Sherri Hope Culver serves as Director of the Center for Media and Information Literacy (CMIL) at Temple University, USA where she is an Associate Professor in the Department of Media Studies and Production. The CMIL is recognized as a global chair of media and information literacy by UNESCO/UNAOC and is a member of the Global Alliance for Partnerships on Media and Information Literacy (GAPMIL). Sherri’s teaching and consulting centers on the business of media, with a focus on children's media. She has worked with Nickelodeon, Participant Media, YouTube Kids, PBS, Sprout, and the Corporation for Public Broadcasting. Sherri collaborates internationally with researchers, educators, media companies, schools and nonprofit organizations on projects connected to children & media. Prior to her academic position, Sherri served in several leadership positions in public media.
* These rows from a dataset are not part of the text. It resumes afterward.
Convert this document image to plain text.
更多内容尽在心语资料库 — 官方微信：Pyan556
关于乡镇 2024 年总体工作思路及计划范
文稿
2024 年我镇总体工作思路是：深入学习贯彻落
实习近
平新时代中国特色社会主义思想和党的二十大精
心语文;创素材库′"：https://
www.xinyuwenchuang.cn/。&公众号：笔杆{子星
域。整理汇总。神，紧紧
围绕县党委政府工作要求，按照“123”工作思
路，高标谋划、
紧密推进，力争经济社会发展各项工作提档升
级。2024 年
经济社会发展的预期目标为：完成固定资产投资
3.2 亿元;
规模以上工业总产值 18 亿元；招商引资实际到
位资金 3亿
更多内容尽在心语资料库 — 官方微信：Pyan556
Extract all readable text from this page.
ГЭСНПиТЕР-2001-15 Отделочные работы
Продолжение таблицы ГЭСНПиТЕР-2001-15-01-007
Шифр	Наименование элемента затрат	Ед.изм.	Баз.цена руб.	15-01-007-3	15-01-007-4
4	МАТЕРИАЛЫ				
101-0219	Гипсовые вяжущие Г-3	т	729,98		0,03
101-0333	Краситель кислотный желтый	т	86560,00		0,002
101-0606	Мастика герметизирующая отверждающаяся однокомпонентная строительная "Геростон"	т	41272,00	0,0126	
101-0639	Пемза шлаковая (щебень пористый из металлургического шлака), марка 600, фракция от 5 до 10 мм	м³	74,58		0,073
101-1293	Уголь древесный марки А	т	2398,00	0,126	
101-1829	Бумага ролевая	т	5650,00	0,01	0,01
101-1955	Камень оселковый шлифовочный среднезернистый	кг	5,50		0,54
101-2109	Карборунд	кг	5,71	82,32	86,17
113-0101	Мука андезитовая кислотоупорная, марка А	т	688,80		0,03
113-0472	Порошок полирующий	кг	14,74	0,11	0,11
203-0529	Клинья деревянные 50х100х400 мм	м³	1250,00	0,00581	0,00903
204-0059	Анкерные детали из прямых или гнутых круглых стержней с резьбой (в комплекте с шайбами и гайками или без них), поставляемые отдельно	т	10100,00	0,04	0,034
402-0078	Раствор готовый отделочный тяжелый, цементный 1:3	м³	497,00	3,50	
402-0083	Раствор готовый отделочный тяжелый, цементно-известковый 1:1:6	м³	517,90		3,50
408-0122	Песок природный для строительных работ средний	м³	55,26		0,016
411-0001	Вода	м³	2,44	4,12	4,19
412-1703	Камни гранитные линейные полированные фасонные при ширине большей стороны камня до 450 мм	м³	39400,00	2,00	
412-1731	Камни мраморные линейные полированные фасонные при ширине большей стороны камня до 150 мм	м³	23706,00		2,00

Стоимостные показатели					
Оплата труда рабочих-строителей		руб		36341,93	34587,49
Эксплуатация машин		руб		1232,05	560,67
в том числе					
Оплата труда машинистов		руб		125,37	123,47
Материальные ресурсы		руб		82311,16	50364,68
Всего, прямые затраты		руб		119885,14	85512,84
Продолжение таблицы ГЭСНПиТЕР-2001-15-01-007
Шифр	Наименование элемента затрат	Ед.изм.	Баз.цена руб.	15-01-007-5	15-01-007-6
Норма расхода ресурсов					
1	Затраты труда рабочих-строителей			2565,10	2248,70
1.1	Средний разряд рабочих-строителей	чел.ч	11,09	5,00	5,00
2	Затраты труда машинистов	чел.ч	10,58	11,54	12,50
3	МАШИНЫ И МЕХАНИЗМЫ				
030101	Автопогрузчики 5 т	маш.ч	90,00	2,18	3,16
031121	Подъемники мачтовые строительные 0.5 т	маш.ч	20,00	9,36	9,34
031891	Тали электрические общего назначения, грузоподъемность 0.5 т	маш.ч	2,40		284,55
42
Sherri is author, co-author and editor of several books, articles and curricular materials, including serving as co-executive editor of the Yearbook on Media and Information Literacy and Intercultural Dialogue. She served as co-editor of the Yearbook from 2013-2015. Sherri serves on the Board of Directors of the National Association for Media Literacy Education, and served as its president for three terms.
Sherri writes regularly about issues facing children's media and media literacy on her blog. and discusses the issues with guests on her television series, Media Inside Out. She has given talks and moderated panels at major universities and conferences, including the World Summit on Media for Children, the UNESCO Media and Information Literacy conferences, the National Association for Media Literacy Education and the UK Children’s Media Conference. She has been interviewed by major news outlets, including the Christian Science Monitor, Philadelphia Inquirer and Los Angeles Times.
Sherri holds a masters degree in public culture from the University of Pennsylvania. Her research explored the impact of children’s television on the social development of girls and their ability to form diverse friendships.